Corporations Seeking "Job Creation" Tax Breaks Hide Outsourcing Stats with Government Help
Multi-national corporations are begging for U.S. tax breaks in the name of job creation, but refusing to reveal how many of those jobs are created overseas, Jia Lynn Yang reports for the Washington Post:
Some of the country’s best-known multinationals closely guard a number they don’t want anyone to know: the breakdown between their jobs here and abroad.
So secretive are these companies that they hand the figure over to government statisticians on the condition that officials will release only an aggregate number. The latest data show that multinationals cut 2.9 million jobs in the United States and added 2.4 million overseas between 2000 and 2009.
Some of the same companies that do not report their jobs breakdown, including Apple and Pfizer, are pushing lawmakers to cut their tax bills in the name of job creation in the United States.
But experts say that without details on which companies are contributing to job growth and which are not, policymakers risk flying blind as they try to jump-start the hiring of American workers.
All U.S. multinationals are required to report their overseas hiring data to the Commerce Department, but the government promises not to disclose these figures to the general public.
Asked by the Post why the government agrees to keep this information secret, a researcher at the U.S. Bureau of Economic Analysis gave the official equivalent of a shoulder shrug: “I don’t think it’s a question of companies feeling like they’re hiding dirty laundry by not giving this information out,” Ray Mataloni said. “I don’t think they really have anything to hide, but I don’t really know the logic of why that’s something they don’t just put in their annual report.”
Others see the government as complicit in concealing politically volatile facts about job creation, or lack thereof.
“Outsourcing has become a lightning rod, and the media coverage they’re likely to get is unfavorable,” Scott N. Paul, the executive director of the Alliance for American Manufacturing, told the Post.
The federal government is spending taxpayer dollars to keep track of outsourcing statistics from major multinational corporations and promising to keep that information secret, even though it bears on critical public policy decisions.
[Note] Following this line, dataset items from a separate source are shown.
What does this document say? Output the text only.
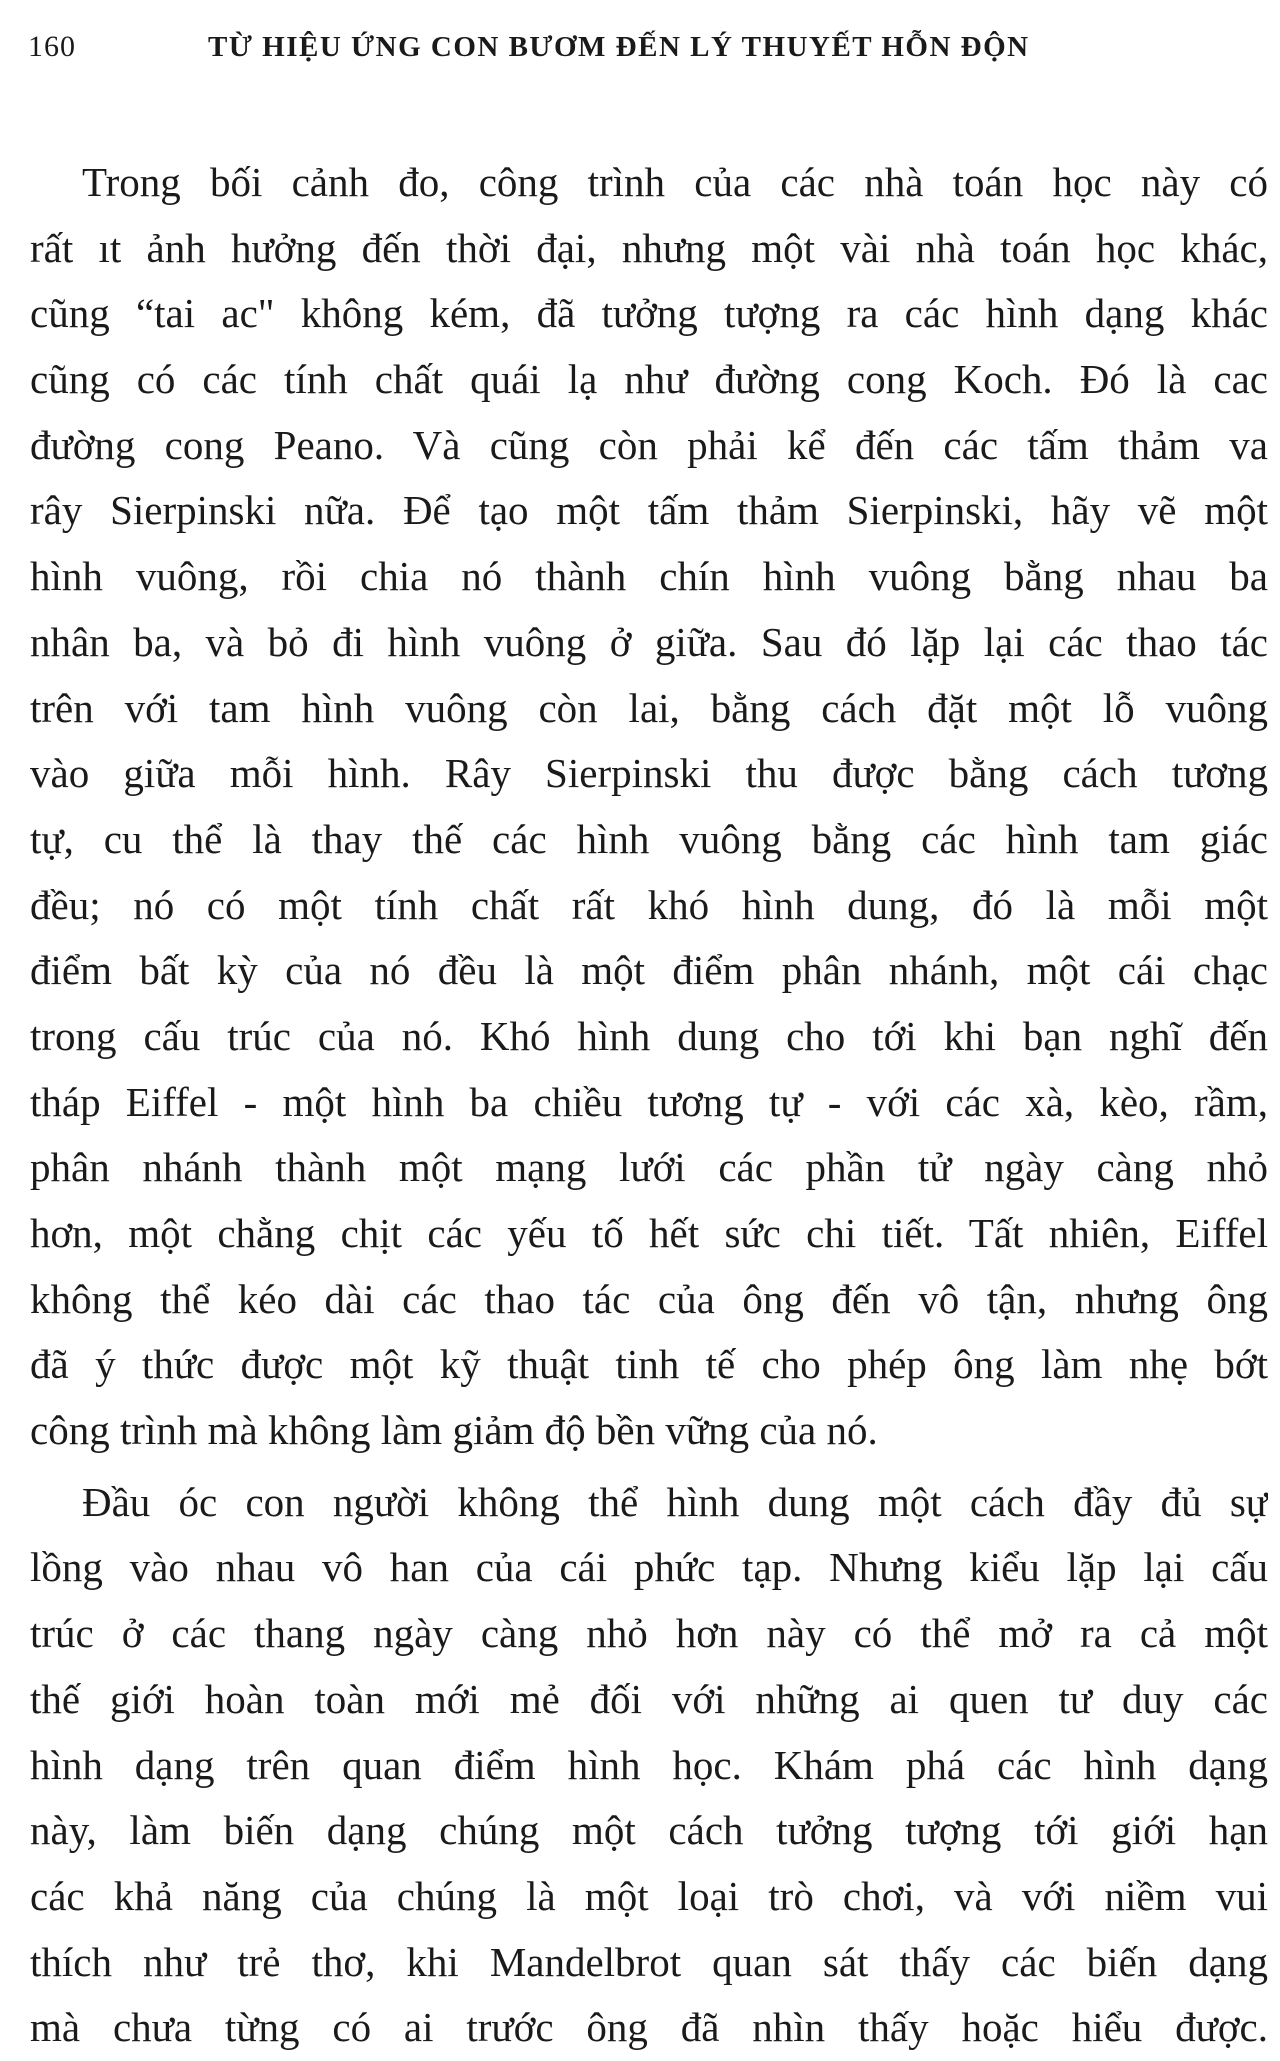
160	TỪ HIỆU ỨNG CON BƯƠM ĐẾN LÝ THUYẾT HỖN ĐỘN
Trong bối cảnh đo, công trình của các nhà toán học này có
rất ıt ảnh hưởng đến thời đại, nhưng một vài nhà toán học khác,
cũng “tai ac" không kém, đã tưởng tượng ra các hình dạng khác
cũng có các tính chất quái lạ như đường cong Koch. Đó là cac
đường cong Peano. Và cũng còn phải kể đến các tấm thảm va
rây Sierpinski nữa. Để tạo một tấm thảm Sierpinski, hãy vẽ một
hình vuông, rồi chia nó thành chín hình vuông bằng nhau ba
nhân ba, và bỏ đi hình vuông ở giữa. Sau đó lặp lại các thao tác
trên với tam hình vuông còn lai, bằng cách đặt một lỗ vuông
vào giữa mỗi hình. Rây Sierpinski thu được bằng cách tương
tự, cu thể là thay thế các hình vuông bằng các hình tam giác
đều; nó có một tính chất rất khó hình dung, đó là mỗi một
điểm bất kỳ của nó đều là một điểm phân nhánh, một cái chạc
trong cấu trúc của nó. Khó hình dung cho tới khi bạn nghĩ đến
tháp Eiffel - một hình ba chiều tương tự - với các xà, kèo, rầm,
phân nhánh thành một mạng lưới các phần tử ngày càng nhỏ
hơn, một chằng chịt các yếu tố hết sức chi tiết. Tất nhiên, Eiffel
không thể kéo dài các thao tác của ông đến vô tận, nhưng ông
đã ý thức được một kỹ thuật tinh tế cho phép ông làm nhẹ bớt
công trình mà không làm giảm độ bền vững của nó.
Đầu óc con người không thể hình dung một cách đầy đủ sự
lồng vào nhau vô han của cái phức tạp. Nhưng kiểu lặp lại cấu
trúc ở các thang ngày càng nhỏ hơn này có thể mở ra cả một
thế giới hoàn toàn mới mẻ đối với những ai quen tư duy các
hình dạng trên quan điểm hình học. Khám phá các hình dạng
này, làm biến dạng chúng một cách tưởng tượng tới giới hạn
các khả năng của chúng là một loại trò chơi, và với niềm vui
thích như trẻ thơ, khi Mandelbrot quan sát thấy các biến dạng
mà chưa từng có ai trước ông đã nhìn thấy hoặc hiểu được.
For example, Apple and Pfizer, two companies that stopped disclosing their overseas job numbers, are part of a corporate lobbying coalition clamoring for a massive temporary tax cut on profits earned overseas but repatriated to the United States. These gains would ordinarily be taxed at 35%, but if the lobbyists get their way, there would be a 1-year window to bring home the money at a tax rate of 5.25%.
Not to be outdone, Republican presidential hopeful Gov. Rick Perry suggested at a campaign event in New Hampshire last week that corporations should be allowed to bring home the fruits of offshoring at an even lower rate:
And here’s another issue from my perspective. Corporate profits that are offshore, that we tax at 35 percent. We know for a fact that money’s not coming back. They’re going to leave that offshore. So why not look at, and talk about, how you repatriate those dollars and have those dollars focused on job creation, but allow them to come back in at a substantially lower rate than 35 percent. Say, something like, if it’s clearly going for job creation, like zero, to get this economy working again.
The corporate lobbying coalition claims that what looks like a blatant giveaway to multinationals actually serves the greater good because the companies will use the money to create jobs. Of course, there’s no guarantee that companies will spend their tax windfall on hiring. In all likelihood, they won’t. Multinationals got a similar tax holiday in 2004, but subsequent analysis showed that very little of the money went to job creation, most of it went to pay higher returns to shareholders. Many firms that cashed in in 2004 went on to lay off thousands of workers. Pfizer, for example, repatriated $37 billion in 2004 and laid off 10,000 employees in 2005-2006.
If we can’t trust corporations to be honest about outsourcing statistics, we shouldn’t trust them with a massive tax giveaway predicated on their unverifiable promise to create jobs at home.